Tab and Allison married during WWII. She was a teacher, and they didn't tell anyone they were married for quite a while, because (everyone sitting down? Nothing in your mouth?) it was illegal, in her school district, for female teachers to be married. They didn't even tell the family. Not even Tab's twin brother (who also has Alzheimers, and who had to enter a facility several years ago).

He spent his last few years in the care of SamandEve. (Sam is my SIL's brother, Eve is his wife, and they come as a pair. Thankfully). While Tab was still living in Wellesley Eve would create meals for him, freeze them in single serving containers, and take them over. Thirty or forty meals at a single time. They talked him into buying the house across from them; two bedrooms, living room, dining area, kitchen, extra room across from kitchen, all-season porch, three season porch, screened porch and deck. Views out across the marshes, a glimpse of the Atlantic, ospreys flying overhead. He spent his last few years under their eye.

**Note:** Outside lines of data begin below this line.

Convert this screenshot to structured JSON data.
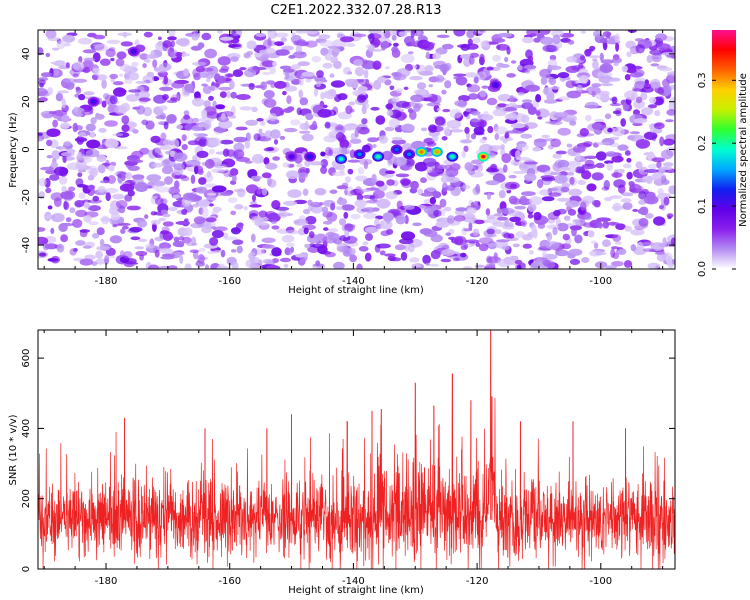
{
  "title": "C2E1.2022.332.07.28.R13",
  "chart_data": [
    {
      "type": "heatmap",
      "xlabel": "Height of straight line (km)",
      "ylabel": "Frequency (Hz)",
      "xlim": [
        -191,
        -88
      ],
      "ylim": [
        -50,
        50
      ],
      "x_ticks": [
        -180,
        -160,
        -140,
        -120,
        -100
      ],
      "y_ticks": [
        -40,
        -20,
        0,
        20,
        40
      ],
      "colorbar": {
        "label": "Normalized spectral amplitude",
        "range": [
          0.0,
          0.38
        ],
        "ticks": [
          0.0,
          0.1,
          0.2,
          0.3
        ],
        "tick_labels": [
          "0.0",
          "0.1",
          "0.2",
          "0.3"
        ],
        "colors": [
          "#ffffff",
          "#b38cf2",
          "#8a20ee",
          "#6000e8",
          "#1020f0",
          "#00a8ff",
          "#00ffd0",
          "#30ff30",
          "#c8f000",
          "#ffd000",
          "#ff6000",
          "#ff0000",
          "#ff1090"
        ]
      },
      "highlights": [
        {
          "x": -119,
          "y": -3,
          "value": 0.36
        },
        {
          "x": -124,
          "y": -3,
          "value": 0.2
        },
        {
          "x": -126.5,
          "y": -1,
          "value": 0.3
        },
        {
          "x": -129,
          "y": -1,
          "value": 0.31
        },
        {
          "x": -131,
          "y": -2,
          "value": 0.15
        },
        {
          "x": -133,
          "y": 0,
          "value": 0.14
        },
        {
          "x": -136,
          "y": -3,
          "value": 0.2
        },
        {
          "x": -139,
          "y": -2,
          "value": 0.15
        },
        {
          "x": -142,
          "y": -4,
          "value": 0.19
        },
        {
          "x": -147,
          "y": -3,
          "value": 0.12
        },
        {
          "x": -150,
          "y": -3,
          "value": 0.1
        },
        {
          "x": -175.5,
          "y": 41,
          "value": 0.11
        },
        {
          "x": -182,
          "y": 20,
          "value": 0.11
        },
        {
          "x": -117,
          "y": 27,
          "value": 0.11
        }
      ]
    },
    {
      "type": "line",
      "xlabel": "Height of straight line (km)",
      "ylabel": "SNR (10 * v/v)",
      "xlim": [
        -191,
        -88
      ],
      "ylim": [
        0,
        680
      ],
      "x_ticks": [
        -180,
        -160,
        -140,
        -120,
        -100
      ],
      "y_ticks": [
        0,
        200,
        400,
        600
      ],
      "series_color": "#ee2222",
      "baseline_mean": 140,
      "peaks": [
        {
          "x": -117.8,
          "y": 680
        },
        {
          "x": -117.6,
          "y": 490
        },
        {
          "x": -124,
          "y": 555
        },
        {
          "x": -130,
          "y": 530
        },
        {
          "x": -135.5,
          "y": 455
        },
        {
          "x": -137,
          "y": 450
        },
        {
          "x": -177,
          "y": 430
        },
        {
          "x": -150,
          "y": 440
        },
        {
          "x": -121,
          "y": 480
        },
        {
          "x": -127,
          "y": 465
        },
        {
          "x": -113,
          "y": 420
        },
        {
          "x": -141,
          "y": 420
        },
        {
          "x": -96,
          "y": 400
        },
        {
          "x": -154,
          "y": 400
        },
        {
          "x": -164,
          "y": 400
        },
        {
          "x": -104.5,
          "y": 420
        }
      ]
    }
  ]
}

A few months after Tab finally moved, and his house had been emptied, a group of teenagers celebrating four days of no-school overshot a turn, and their car landed in Tab's old front door. They weren't hurt, but we were always relieved that he wasn't there.

Tab was gentle, quiet, kind, and intelligent. He was a quiet part of the family, and louder voices often caused his words to be lost. In the days when he was still working he could display a sharp wit, and great knowledge. (I suppose you don't get to be a textbook editor without learning a lot). But I want to remember him; his gentleness and his courtesy.

I suspect Wilfred, the twin, will not last much longer. He's been in very bad shape for a long time. And, unlike most twins, Wilfred and Tab didn't get along very well, and they rarely saw each other. When they did meet it was mostly due to Sam, who loved both of them. And when they met after having been apart for several years, they both showed up in the exact same kind of raincoat; a black and white check. A standard Londdon Fog or Burberry or something like that we could understand. But how many people go out and buy black and white checked raincoats?

Good night, Tab. May you rest easy, at last.